Thursday, August 11, 2005

More housing economics

The Economist has a good post (sadly premium content) on where all the extra money from pricey oil is going: outlandish real estate projects.
But the biggest bucks are flowing into property. Artificial lagoons and landfills, spiked with villas, hotels and appartment towers, are growing all over the Gulf. The world's would-be tallest building is already under construction in Dubai, whose latest fantasty development, City of Arabia, with no fewer than 35 skyscrapers, promises to house the world's largest shopping mall.
This "City of Arabia" is quite close to my old high-school and will increase Dubai's housing stock, alone, by about 50%. Almost all investment in Dubai is controlled by a handful of families who run old-skool conglomerates with big import-export businesses, exlcusive licensee franchises, and property. If any one sector goes up, you see splurges in all the other. As one would expect with family owned conglomerates, the money is not being spent wisely.

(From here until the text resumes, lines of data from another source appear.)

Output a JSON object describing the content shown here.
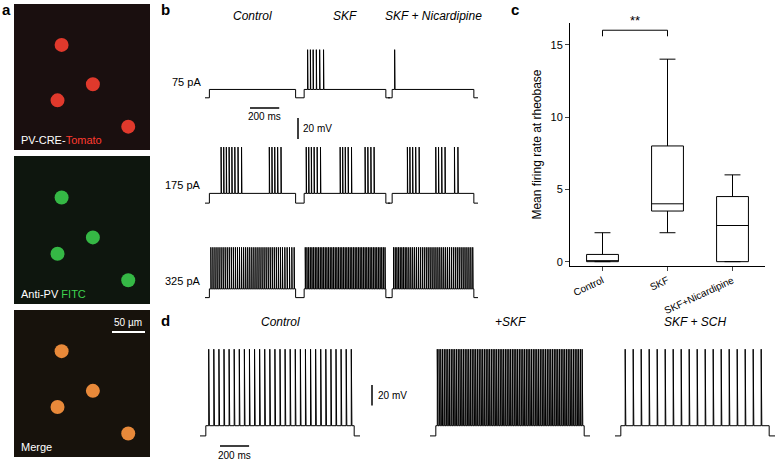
{
  "panel_labels": [
    "a",
    "b",
    "c",
    "d"
  ],
  "panel_a": {
    "images": [
      {
        "label_parts": [
          {
            "text": "PV-CRE-",
            "color": "#ffffff"
          },
          {
            "text": "Tomato",
            "color": "#ff3b2f"
          }
        ],
        "color": "#e0392c"
      },
      {
        "label_parts": [
          {
            "text": "Anti-PV ",
            "color": "#ffffff"
          },
          {
            "text": "FITC",
            "color": "#3fd24f"
          }
        ],
        "color": "#35b845"
      },
      {
        "label_parts": [
          {
            "text": "Merge",
            "color": "#ffffff"
          }
        ],
        "color": "#e8893a"
      }
    ],
    "scale_bar": "50 µm"
  },
  "panel_b": {
    "conditions": [
      "Control",
      "SKF",
      "SKF + Nicardipine"
    ],
    "xlim": [
      0,
      650
    ],
    "ylim": [
      -74,
      -10
    ],
    "step_ms": [
      30,
      620
    ],
    "baseline_mV": -70,
    "plateau_mV": -62,
    "peak_mV": -24,
    "rows": [
      {
        "current": "75 pA",
        "spikes_ms": [
          [],
          [
            55,
            75,
            95,
            118,
            142,
            170
          ],
          [
            48
          ]
        ]
      },
      {
        "current": "175 pA",
        "spikes_ms": [
          [
            110,
            128,
            146,
            165,
            184,
            204,
            226,
            250,
            440,
            458,
            477,
            497,
            520
          ],
          [
            45,
            63,
            82,
            102,
            124,
            148,
            290,
            308,
            327,
            348,
            372,
            470,
            490,
            512,
            535
          ],
          [
            140,
            158,
            178,
            200,
            225,
            345,
            365,
            388,
            412,
            480,
            505
          ]
        ]
      },
      {
        "current": "325 pA",
        "spikes_ms": [
          [
            40,
            54,
            68,
            82,
            96,
            110,
            124,
            138,
            152,
            166,
            180,
            194,
            208,
            222,
            236,
            250,
            264,
            278,
            292,
            306,
            320,
            334,
            348,
            362,
            376,
            390,
            404,
            418,
            432,
            446,
            460,
            474,
            488,
            502,
            516,
            530,
            546,
            562,
            578,
            594,
            610
          ],
          [
            38,
            50,
            62,
            74,
            86,
            98,
            110,
            122,
            134,
            146,
            158,
            170,
            182,
            194,
            206,
            218,
            230,
            242,
            254,
            266,
            278,
            290,
            302,
            314,
            326,
            338,
            350,
            362,
            374,
            386,
            398,
            410,
            422,
            434,
            446,
            458,
            470,
            482,
            494,
            506,
            518,
            530,
            542,
            554,
            566,
            578,
            590,
            602,
            614
          ],
          [
            40,
            52,
            64,
            76,
            88,
            100,
            112,
            124,
            136,
            150,
            164,
            178,
            192,
            206,
            220,
            234,
            248,
            262,
            276,
            290,
            304,
            318,
            332,
            346,
            360,
            374,
            388,
            402,
            416,
            430,
            444,
            458,
            472,
            486,
            500,
            514,
            528,
            542,
            556,
            570,
            584,
            598,
            612
          ]
        ]
      }
    ],
    "scale_bars": [
      {
        "value": 200,
        "label": "200 ms"
      },
      {
        "value": 20,
        "label": "20 mV"
      }
    ],
    "tick_labels": false
  },
  "chart_data": {
    "type": "box",
    "categories": [
      "Control",
      "SKF",
      "SKF+Nicardipine"
    ],
    "min": [
      0,
      2,
      0
    ],
    "q1": [
      0,
      3.5,
      0
    ],
    "median": [
      0,
      4,
      2.5
    ],
    "q3": [
      0.5,
      8,
      4.5
    ],
    "max": [
      2,
      14,
      6
    ],
    "y_label": "Mean firing rate at rheobase",
    "ylim": [
      -0.3,
      16.5
    ],
    "yticks": [
      0,
      5,
      10,
      15
    ],
    "grid": false,
    "color": "#000000",
    "significance": {
      "text": "**",
      "between": [
        "Control",
        "SKF"
      ],
      "y": 16
    }
  },
  "panel_d": {
    "conditions": [
      "Control",
      "+SKF",
      "SKF + SCH"
    ],
    "xlim": [
      0,
      1100
    ],
    "ylim": [
      -74,
      24
    ],
    "step_ms": [
      40,
      1060
    ],
    "baseline_mV": -70,
    "plateau_mV": -60,
    "peak_mV": 15,
    "spikes_ms": [
      [
        60,
        95,
        130,
        165,
        200,
        235,
        270,
        305,
        340,
        375,
        410,
        445,
        480,
        515,
        550,
        585,
        620,
        655,
        690,
        725,
        760,
        795,
        830,
        865,
        900,
        935,
        970,
        1005,
        1040
      ],
      [
        50,
        62,
        74,
        86,
        98,
        110,
        122,
        134,
        146,
        158,
        170,
        182,
        194,
        206,
        218,
        230,
        242,
        254,
        266,
        278,
        290,
        302,
        314,
        326,
        338,
        350,
        362,
        374,
        386,
        398,
        410,
        422,
        434,
        446,
        458,
        470,
        482,
        494,
        506,
        518,
        530,
        542,
        554,
        566,
        578,
        590,
        602,
        614,
        626,
        638,
        650,
        662,
        674,
        686,
        698,
        710,
        722,
        734,
        746,
        758,
        770,
        782,
        794,
        806,
        818,
        830,
        842,
        854,
        866,
        878,
        890,
        902,
        914,
        926,
        938,
        950,
        962,
        974,
        986,
        998,
        1010,
        1022,
        1034,
        1046
      ],
      [
        70,
        125,
        180,
        235,
        290,
        345,
        400,
        455,
        510,
        565,
        620,
        675,
        730,
        785,
        840,
        895,
        950,
        1005
      ]
    ],
    "scale_bars": [
      {
        "value": 20,
        "label": "20 mV"
      },
      {
        "value": 200,
        "label": "200 ms"
      }
    ],
    "tick_labels": false
  }
}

But Americans are not spending their "China surplus" liquidity wealth wisely either -- they are squandering it by competitively bidding for real estate. As Angry Bear notes, whether the price reduction will be a pop or a hiss is unknown, but look for slowing sales and higher rental vacancy to mark the top of the market. I call this housing market a bubble because prices/rents is out of historical whack, and I will not beleive the bubble is over until we see market increases in rental prices. Unless you beleive property will continue to appreciate the way it has, rentals are a great deal over purchases right now. When people stop beleiving property will appreciate, these bargains will go away.

I recommend reading the rest of the Angry Bear site. It highlights nicely the difficulties Democrats are in over economics, foreign policy, etc. While the posters there rightly complain about Bush's pork laden spending bills, and the insolvency of the long-term federal budget, they do not mention that is was Democrat intransience that made CAFTA so expensive to pass and blocked social security reform (which would improve long term solvency by cutting benefits to rich people). They correct point out that federal deficits just mean higher taxes in the future, but fail to explain why higher taxes now is better. After all, deficits don't matter, interest rates and marginal taxes do and the US seems to be just fine right now.